The remedy is not complicated, but it is countercultural: Do the work and decline the credit. Improve a colleague’s proposal and never mention it again; ask the question in the meeting that allows someone else to shine. That is the editor’s craft, and it can be some of the most consequential work a leader ever does.
Creativity Essential Reads
Why? Because your own output is just one person’s output, however brilliant. But what you build into others ripples through every decision they make. And the practice spreads. When people realize someone improved their work and asked for nothing in return, they begin doing the same for others. A single senior person practicing this craft can shift the culture of an entire organization, not through any program or initiative, but through imitation of the one behavior nobody announces.
Practices to Start This Week
The practice runs in two directions: honoring the work that invisible hands do, and doing that work yourself.
- Thank someone and make it specific. Think of the people whose fingerprints are on your best work. Pick one, and thank them for the exact thing you are grateful for.

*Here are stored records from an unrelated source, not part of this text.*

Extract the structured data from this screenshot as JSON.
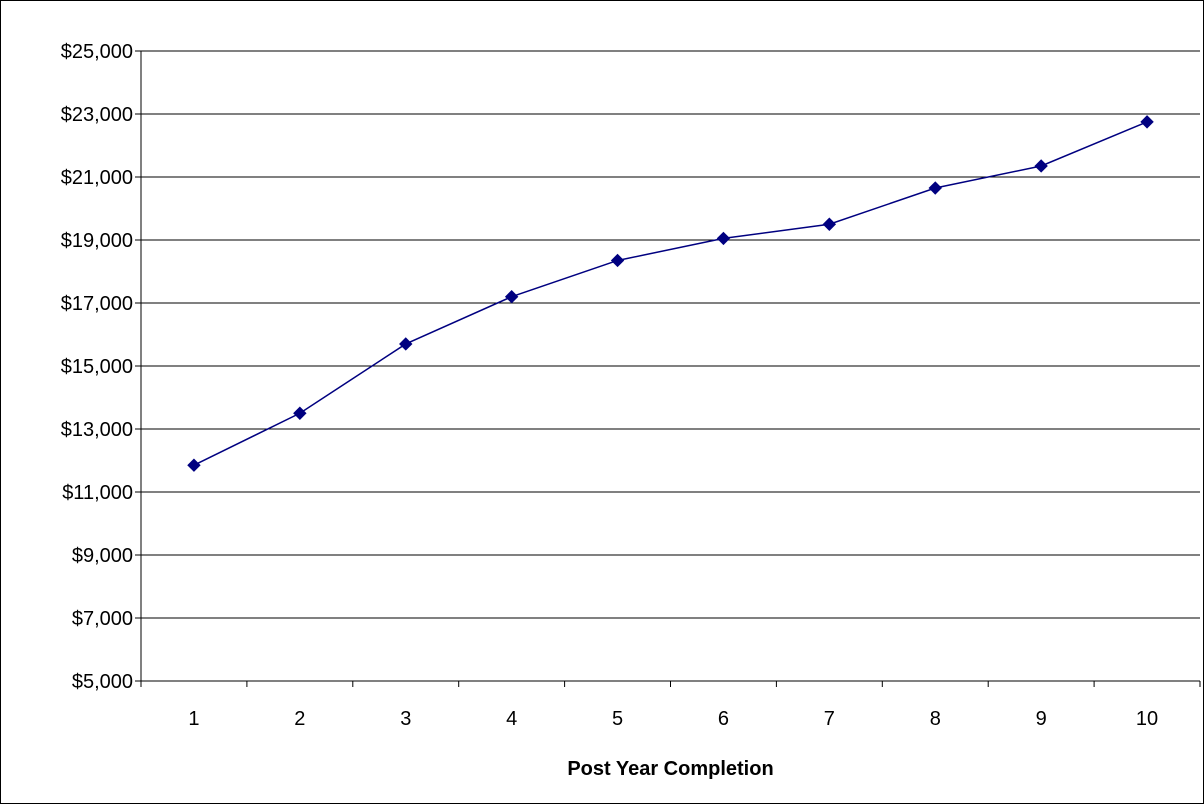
{
  "chart_data": {
    "type": "line",
    "title": "",
    "xlabel": "Post Year Completion",
    "ylabel": "",
    "categories": [
      "1",
      "2",
      "3",
      "4",
      "5",
      "6",
      "7",
      "8",
      "9",
      "10"
    ],
    "series": [
      {
        "values": [
          11850,
          13500,
          15700,
          17200,
          18350,
          19050,
          19500,
          20650,
          21350,
          22750
        ],
        "color": "#000080",
        "marker": "diamond"
      }
    ],
    "ylim": [
      5000,
      25000
    ],
    "yticks": [
      5000,
      7000,
      9000,
      11000,
      13000,
      15000,
      17000,
      19000,
      21000,
      23000,
      25000
    ],
    "ytick_labels": [
      "$5,000",
      "$7,000",
      "$9,000",
      "$11,000",
      "$13,000",
      "$15,000",
      "$17,000",
      "$19,000",
      "$21,000",
      "$23,000",
      "$25,000"
    ],
    "grid": true,
    "legend": "none"
  }
}
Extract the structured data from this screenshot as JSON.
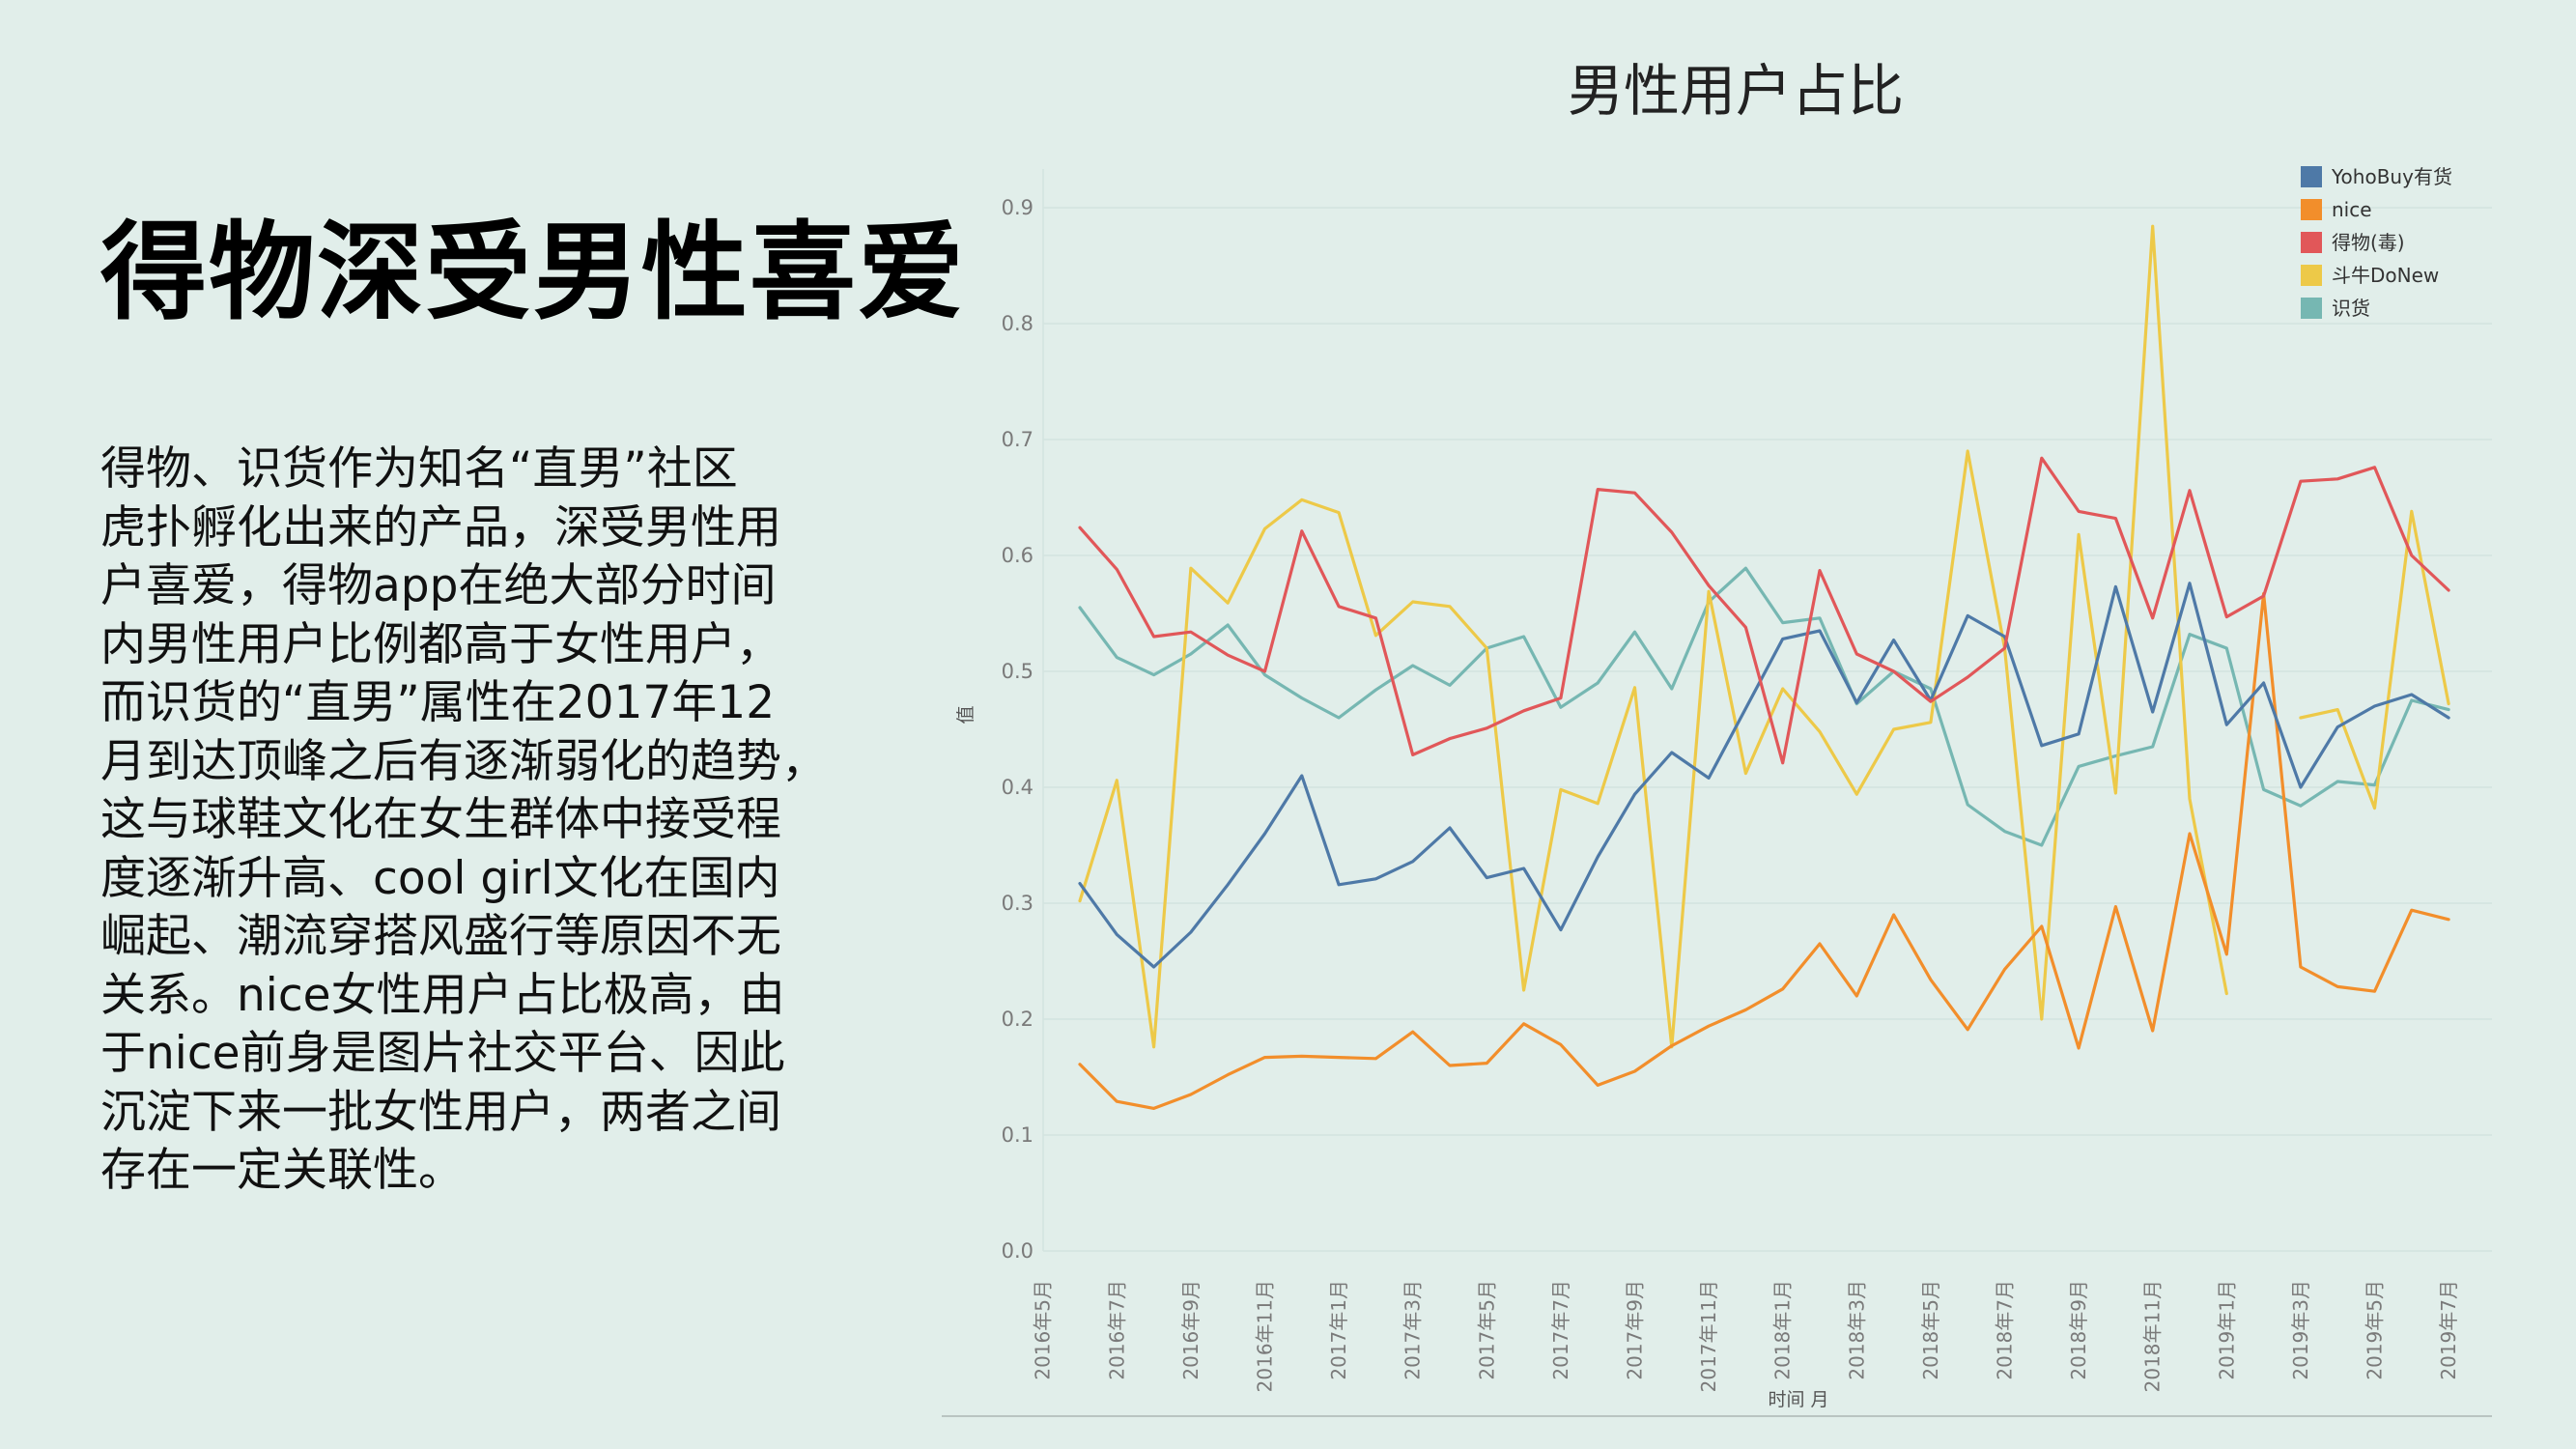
{
  "headline": "得物深受男性喜爱",
  "body_lines": [
    "得物、识货作为知名“直男”社区",
    "虎扑孵化出来的产品，深受男性用",
    "户喜爱，得物app在绝大部分时间",
    "内男性用户比例都高于女性用户，",
    "而识货的“直男”属性在2017年12",
    "月到达顶峰之后有逐渐弱化的趋势，",
    "这与球鞋文化在女生群体中接受程",
    "度逐渐升高、cool girl文化在国内",
    "崛起、潮流穿搭风盛行等原因不无",
    "关系。nice女性用户占比极高，由",
    "于nice前身是图片社交平台、因此",
    "沉淀下来一批女性用户，两者之间",
    "存在一定关联性。"
  ],
  "chart_data": {
    "type": "line",
    "title": "男性用户占比",
    "xlabel": "时间 月",
    "ylabel": "值",
    "ylim": [
      0,
      0.9
    ],
    "yticks": [
      "0.0",
      "0.1",
      "0.2",
      "0.3",
      "0.4",
      "0.5",
      "0.6",
      "0.7",
      "0.8",
      "0.9"
    ],
    "grid": true,
    "legend_position": "top-right",
    "x_tick_labels": [
      "2016年5月",
      "2016年7月",
      "2016年9月",
      "2016年11月",
      "2017年1月",
      "2017年3月",
      "2017年5月",
      "2017年7月",
      "2017年9月",
      "2017年11月",
      "2018年1月",
      "2018年3月",
      "2018年5月",
      "2018年7月",
      "2018年9月",
      "2018年11月",
      "2019年1月",
      "2019年3月",
      "2019年5月",
      "2019年7月"
    ],
    "x": [
      "2016-06",
      "2016-07",
      "2016-08",
      "2016-09",
      "2016-10",
      "2016-11",
      "2016-12",
      "2017-01",
      "2017-02",
      "2017-03",
      "2017-04",
      "2017-05",
      "2017-06",
      "2017-07",
      "2017-08",
      "2017-09",
      "2017-10",
      "2017-11",
      "2017-12",
      "2018-01",
      "2018-02",
      "2018-03",
      "2018-04",
      "2018-05",
      "2018-06",
      "2018-07",
      "2018-08",
      "2018-09",
      "2018-10",
      "2018-11",
      "2018-12",
      "2019-01",
      "2019-02",
      "2019-03",
      "2019-04",
      "2019-05",
      "2019-06",
      "2019-07"
    ],
    "series": [
      {
        "name": "YohoBuy有货",
        "color": "#4e79a7",
        "values": [
          0.317,
          0.273,
          0.245,
          0.275,
          0.316,
          0.36,
          0.41,
          0.316,
          0.321,
          0.336,
          0.365,
          0.322,
          0.33,
          0.277,
          0.34,
          0.394,
          0.43,
          0.408,
          0.468,
          0.528,
          0.535,
          0.473,
          0.527,
          0.475,
          0.548,
          0.53,
          0.436,
          0.446,
          0.573,
          0.465,
          0.576,
          0.454,
          0.49,
          0.4,
          0.452,
          0.47,
          0.48,
          0.46
        ]
      },
      {
        "name": "nice",
        "color": "#f28e2b",
        "values": [
          0.161,
          0.129,
          0.123,
          0.135,
          0.152,
          0.167,
          0.168,
          0.167,
          0.166,
          0.189,
          0.16,
          0.162,
          0.196,
          0.178,
          0.143,
          0.155,
          0.177,
          0.194,
          0.208,
          0.226,
          0.265,
          0.22,
          0.29,
          0.234,
          0.191,
          0.243,
          0.28,
          0.175,
          0.297,
          0.19,
          0.36,
          0.256,
          0.567,
          0.245,
          0.228,
          0.224,
          0.294,
          0.286
        ]
      },
      {
        "name": "得物(毒)",
        "color": "#e15759",
        "values": [
          0.624,
          0.588,
          0.53,
          0.534,
          0.514,
          0.5,
          0.621,
          0.556,
          0.546,
          0.428,
          0.442,
          0.451,
          0.466,
          0.477,
          0.657,
          0.654,
          0.62,
          0.574,
          0.538,
          0.421,
          0.587,
          0.515,
          0.5,
          0.474,
          0.495,
          0.52,
          0.684,
          0.638,
          0.632,
          0.546,
          0.656,
          0.547,
          0.565,
          0.664,
          0.666,
          0.676,
          0.6,
          0.57
        ]
      },
      {
        "name": "斗牛DoNew",
        "color": "#edc948",
        "values": [
          0.302,
          0.406,
          0.176,
          0.589,
          0.559,
          0.623,
          0.648,
          0.637,
          0.531,
          0.56,
          0.556,
          0.52,
          0.225,
          0.398,
          0.386,
          0.486,
          0.176,
          0.569,
          0.412,
          0.485,
          0.448,
          0.394,
          0.45,
          0.456,
          0.69,
          0.52,
          0.2,
          0.618,
          0.395,
          0.884,
          0.39,
          0.222,
          null,
          0.46,
          0.467,
          0.382,
          0.638,
          0.472
        ]
      },
      {
        "name": "识货",
        "color": "#76b7b2",
        "values": [
          0.555,
          0.512,
          0.497,
          0.515,
          0.54,
          0.497,
          0.477,
          0.46,
          0.484,
          0.505,
          0.488,
          0.52,
          0.53,
          0.469,
          0.49,
          0.534,
          0.485,
          0.56,
          0.589,
          0.542,
          0.546,
          0.472,
          0.5,
          0.485,
          0.385,
          0.362,
          0.35,
          0.418,
          0.427,
          0.435,
          0.532,
          0.52,
          0.398,
          0.384,
          0.405,
          0.402,
          0.475,
          0.467
        ]
      }
    ]
  }
}
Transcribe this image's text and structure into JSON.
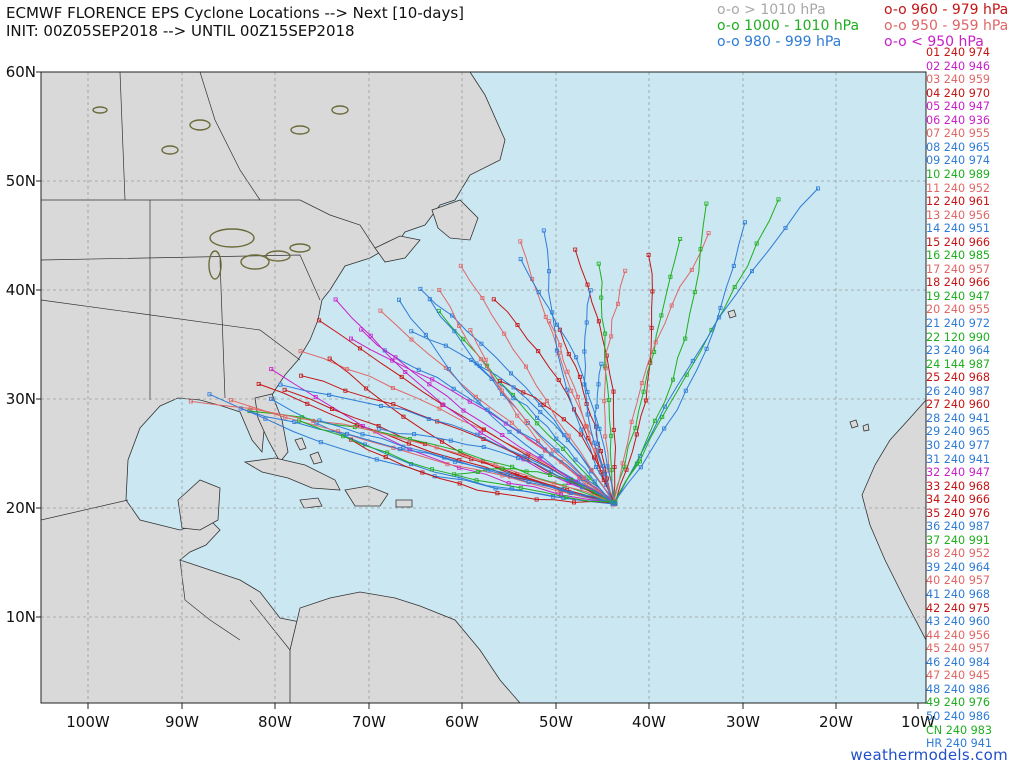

- Do one piece of invisible work. This week, materially improve something—a colleague’s document, a friend’s pitch, a junior person’s thinking—and tell no one. Notice the urge to mention it? That’s the culture talking.
- Put “reviewed by” into your own shop. If you lead a team, make the unobtrusive improvement of other people’s work a named and valued part of people’s roles. Culture is driven by what you incentivize.
The Second Name
Our names go on the work. But we do not work alone, and we are not good alone. The people who make us better rarely ask for anything, which is exactly why they deserve to be seen.
So here is the whole of it, reduced to a sentence: Find the invisible hands in your life and honor them; then go and be one.
And to the second names everywhere, the editors and the mentors, the partners who abjure the limelight, the ones who make our work better than it would have been: thank you.